The Zoo gets its inverse exposure through DEX perpetual futures contracts that settle on Ethereum layer-2. Compared with Index Coop’s FLI series, which get exposures by holding the underlying tokens and rebalance on the layer-1 spot market, the Zoo’s Layer-2 perpetual contract method saves significant amounts of gas fee in rebalancing. This enables not only much more frequent rebalancing for an ultra-accurate index tracking, but also cost reduction to the users.
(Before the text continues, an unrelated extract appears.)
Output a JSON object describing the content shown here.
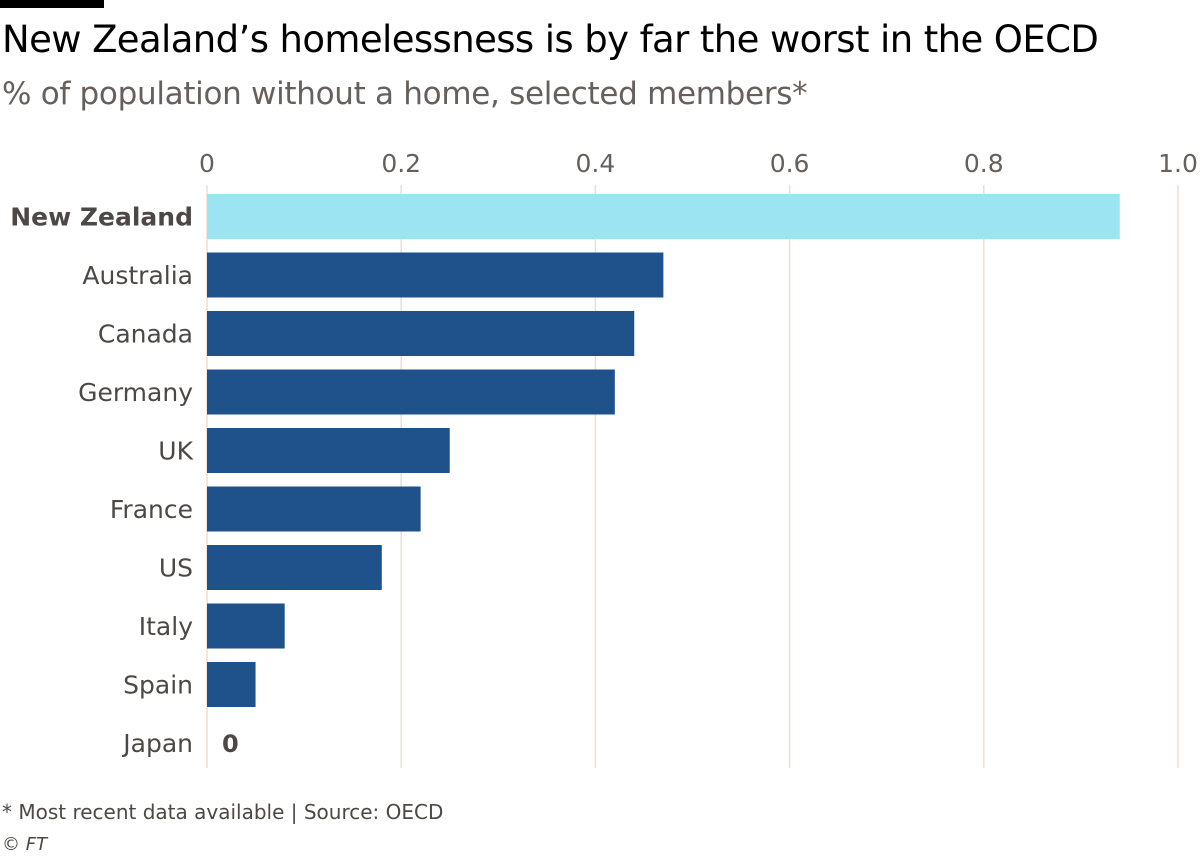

Currently, DyDx runs DEX’s biggest layer-2 perpetual futures markets, with cumulative volume over $4.6 billion since its inception in Feb 2021, and a $200 million daily volume in recent days.

How does the Zoo Work?

The Zoo essentially runs a margin trading account on derivative DEX. Take the Bear for example, when users mint a Bear token to their wallet, the Zoo uses the funds to open a perpetual futures position that gets the mandated leveraged exposures. The margin account’s Net Asset Value (NAV) is the Bear’s NAV, and users can monitor it live in the Bear Den, together with live leverage exposure, margin ratio, safety margin to liquidation, and etc. When users redeem the Bear token to the original token, the Bear sells the portion owed and sends the funds back to your wallet according to the token’s current value. Mint and redemption happen in IndexZoo by directly interacting with the Habitat Protocol. In fact, they are the functions that keep Bear’s price in check with NAV on secondary markets such as Uniswap and Sushiswap.
The Bear’s value is settled in USDC, but you may choose USDC, DAI, or ETH for mint and redemption. As users mint and redeem, the Bear’s target exposure fluctuates, and its main task is to manage the short positions to meet the target, therefore always providing accurate tracking.